Taron Egerton, left, and Mark Strong in Kingsman- The Golden Circle

It’s brilliant because the script did not lose its unique British vernacular that set the first film apart from so many other spy comedies. It’s still a British film dominated by British acting, I was surprised how little Channing Tatum was in it given how prevalent he was in the trailer, and in fact takes small pops at America throughout. This film will only hold out as long as America can laugh at its stupid stereotypes, which are meant to be funny for all, like us Bits have to in most Blockbuster movies.

Granted the CGI was glaringly obvious throughout the film and was slightly painful in certain scenes, but it allowed the film to create these brilliantly imagined and engaging action scenes in which the first film based it success and word of mouth upon.
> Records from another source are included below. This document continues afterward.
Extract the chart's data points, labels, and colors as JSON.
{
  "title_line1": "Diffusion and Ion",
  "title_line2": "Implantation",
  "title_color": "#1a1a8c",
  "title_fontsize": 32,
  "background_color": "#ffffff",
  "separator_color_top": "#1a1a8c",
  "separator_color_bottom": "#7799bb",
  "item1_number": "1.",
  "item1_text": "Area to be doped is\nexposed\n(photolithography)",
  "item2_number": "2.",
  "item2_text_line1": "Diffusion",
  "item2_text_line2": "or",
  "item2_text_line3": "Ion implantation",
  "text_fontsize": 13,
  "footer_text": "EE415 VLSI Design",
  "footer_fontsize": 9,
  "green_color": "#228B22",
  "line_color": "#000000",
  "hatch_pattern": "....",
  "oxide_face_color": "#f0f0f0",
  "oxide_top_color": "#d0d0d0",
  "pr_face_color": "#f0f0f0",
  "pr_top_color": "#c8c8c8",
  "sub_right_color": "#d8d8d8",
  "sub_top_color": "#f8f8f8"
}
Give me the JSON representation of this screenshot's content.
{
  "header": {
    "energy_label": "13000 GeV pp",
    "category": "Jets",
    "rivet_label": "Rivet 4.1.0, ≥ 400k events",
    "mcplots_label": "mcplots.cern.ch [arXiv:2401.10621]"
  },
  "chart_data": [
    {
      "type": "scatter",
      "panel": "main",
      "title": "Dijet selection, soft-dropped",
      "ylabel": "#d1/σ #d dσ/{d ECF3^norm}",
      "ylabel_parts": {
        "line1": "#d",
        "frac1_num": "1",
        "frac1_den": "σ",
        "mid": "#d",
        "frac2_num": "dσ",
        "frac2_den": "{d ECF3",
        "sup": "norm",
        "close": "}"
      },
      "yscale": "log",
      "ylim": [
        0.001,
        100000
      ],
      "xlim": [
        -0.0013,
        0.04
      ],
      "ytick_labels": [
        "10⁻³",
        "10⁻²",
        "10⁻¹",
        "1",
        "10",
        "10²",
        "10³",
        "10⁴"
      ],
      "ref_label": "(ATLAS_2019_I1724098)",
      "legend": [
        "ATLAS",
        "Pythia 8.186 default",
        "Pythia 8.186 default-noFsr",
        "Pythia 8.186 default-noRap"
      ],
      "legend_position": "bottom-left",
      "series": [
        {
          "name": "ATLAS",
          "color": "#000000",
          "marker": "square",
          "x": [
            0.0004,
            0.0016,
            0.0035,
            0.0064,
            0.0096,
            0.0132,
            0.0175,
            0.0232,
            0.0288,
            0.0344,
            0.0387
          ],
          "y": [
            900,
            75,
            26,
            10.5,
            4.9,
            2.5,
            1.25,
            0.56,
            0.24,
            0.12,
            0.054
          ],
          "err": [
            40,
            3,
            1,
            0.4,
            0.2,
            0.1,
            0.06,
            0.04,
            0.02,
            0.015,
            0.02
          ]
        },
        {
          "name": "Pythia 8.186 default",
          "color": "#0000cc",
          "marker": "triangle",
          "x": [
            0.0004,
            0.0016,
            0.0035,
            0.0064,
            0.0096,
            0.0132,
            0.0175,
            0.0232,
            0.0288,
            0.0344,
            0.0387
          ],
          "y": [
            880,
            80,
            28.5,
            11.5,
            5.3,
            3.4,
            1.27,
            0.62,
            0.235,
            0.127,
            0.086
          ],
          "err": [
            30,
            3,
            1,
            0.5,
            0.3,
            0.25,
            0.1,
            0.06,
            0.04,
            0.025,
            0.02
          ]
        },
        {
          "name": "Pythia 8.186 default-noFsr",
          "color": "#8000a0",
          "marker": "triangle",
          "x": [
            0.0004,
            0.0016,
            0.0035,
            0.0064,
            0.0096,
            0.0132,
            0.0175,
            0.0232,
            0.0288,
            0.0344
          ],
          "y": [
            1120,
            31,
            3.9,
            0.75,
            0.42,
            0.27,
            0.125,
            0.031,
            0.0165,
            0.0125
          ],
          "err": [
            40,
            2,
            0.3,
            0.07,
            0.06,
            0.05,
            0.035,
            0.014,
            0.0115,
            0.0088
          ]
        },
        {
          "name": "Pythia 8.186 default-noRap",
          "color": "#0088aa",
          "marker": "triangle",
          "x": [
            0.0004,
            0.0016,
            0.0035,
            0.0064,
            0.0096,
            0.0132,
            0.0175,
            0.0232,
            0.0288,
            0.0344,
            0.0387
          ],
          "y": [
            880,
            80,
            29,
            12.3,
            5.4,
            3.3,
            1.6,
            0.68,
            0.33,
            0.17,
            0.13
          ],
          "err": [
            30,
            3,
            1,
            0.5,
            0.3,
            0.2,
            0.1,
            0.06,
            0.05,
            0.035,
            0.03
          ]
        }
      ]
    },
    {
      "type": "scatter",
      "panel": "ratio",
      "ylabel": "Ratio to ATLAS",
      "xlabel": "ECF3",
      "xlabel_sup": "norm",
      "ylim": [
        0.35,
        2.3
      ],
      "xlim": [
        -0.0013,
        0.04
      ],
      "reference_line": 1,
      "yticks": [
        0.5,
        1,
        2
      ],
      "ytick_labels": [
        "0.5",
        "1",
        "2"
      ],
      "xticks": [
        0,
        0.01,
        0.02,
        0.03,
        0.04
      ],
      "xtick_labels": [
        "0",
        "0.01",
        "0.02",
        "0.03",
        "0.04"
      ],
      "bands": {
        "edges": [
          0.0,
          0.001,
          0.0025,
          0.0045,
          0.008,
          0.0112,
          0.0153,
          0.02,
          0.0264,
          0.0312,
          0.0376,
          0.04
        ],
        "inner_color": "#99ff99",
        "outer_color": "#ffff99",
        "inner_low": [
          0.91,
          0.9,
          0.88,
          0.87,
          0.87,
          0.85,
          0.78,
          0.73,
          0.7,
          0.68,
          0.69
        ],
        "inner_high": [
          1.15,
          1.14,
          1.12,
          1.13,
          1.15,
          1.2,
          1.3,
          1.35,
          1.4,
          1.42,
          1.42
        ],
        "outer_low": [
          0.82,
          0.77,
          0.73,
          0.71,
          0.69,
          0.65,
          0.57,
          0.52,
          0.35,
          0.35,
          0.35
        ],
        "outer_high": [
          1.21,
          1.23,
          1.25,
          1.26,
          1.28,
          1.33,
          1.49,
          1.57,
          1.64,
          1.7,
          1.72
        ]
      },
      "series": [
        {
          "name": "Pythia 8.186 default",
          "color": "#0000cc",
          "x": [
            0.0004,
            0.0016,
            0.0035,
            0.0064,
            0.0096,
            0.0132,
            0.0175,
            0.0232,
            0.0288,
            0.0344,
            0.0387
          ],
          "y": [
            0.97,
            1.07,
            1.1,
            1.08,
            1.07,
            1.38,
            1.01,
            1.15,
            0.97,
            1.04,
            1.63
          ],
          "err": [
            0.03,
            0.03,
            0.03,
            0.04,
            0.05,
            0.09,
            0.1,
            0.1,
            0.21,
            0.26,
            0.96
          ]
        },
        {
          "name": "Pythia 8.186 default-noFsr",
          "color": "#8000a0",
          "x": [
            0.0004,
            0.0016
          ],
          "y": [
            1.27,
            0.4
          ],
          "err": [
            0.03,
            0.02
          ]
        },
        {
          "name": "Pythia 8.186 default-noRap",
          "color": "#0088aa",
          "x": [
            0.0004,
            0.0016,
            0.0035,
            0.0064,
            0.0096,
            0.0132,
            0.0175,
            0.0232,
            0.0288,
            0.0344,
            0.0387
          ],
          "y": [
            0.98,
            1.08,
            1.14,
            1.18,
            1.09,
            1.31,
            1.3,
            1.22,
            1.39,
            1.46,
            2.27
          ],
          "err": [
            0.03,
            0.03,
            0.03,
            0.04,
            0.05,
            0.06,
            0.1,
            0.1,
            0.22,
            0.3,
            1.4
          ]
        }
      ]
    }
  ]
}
Without it, the action scenes would be gun fights like we have seen hundreds of times before. Although there is no scene on the same level as the church scene in the first film, the Diner scene at the end does come close with Pedro Pascal’s “skipping rope” as a weapon adding something new and slightly sickening as he cuts through one Italian guard like a hot knife would through butter.

Finally, this being a year for big failed celebrity cameos in movie and TV (Ed Sheeran in GOT and David Beckham in King Arthur in particular), Elton John in this film is hilarious and plays a much bigger role than I expected, which I was all for seeing just how funny he was with the scene of him and Colin Firth killing the Robot Dog being my personal favourite.

If you take this movie too seriously with some again comparing it to 007, you will be disappointed as of course it’s not going to have the same class or sophistication as Fleming’s novels. That is what makes it different as it does not try to copy that or make a mockery of it either. The Kingsman films now stand on their own.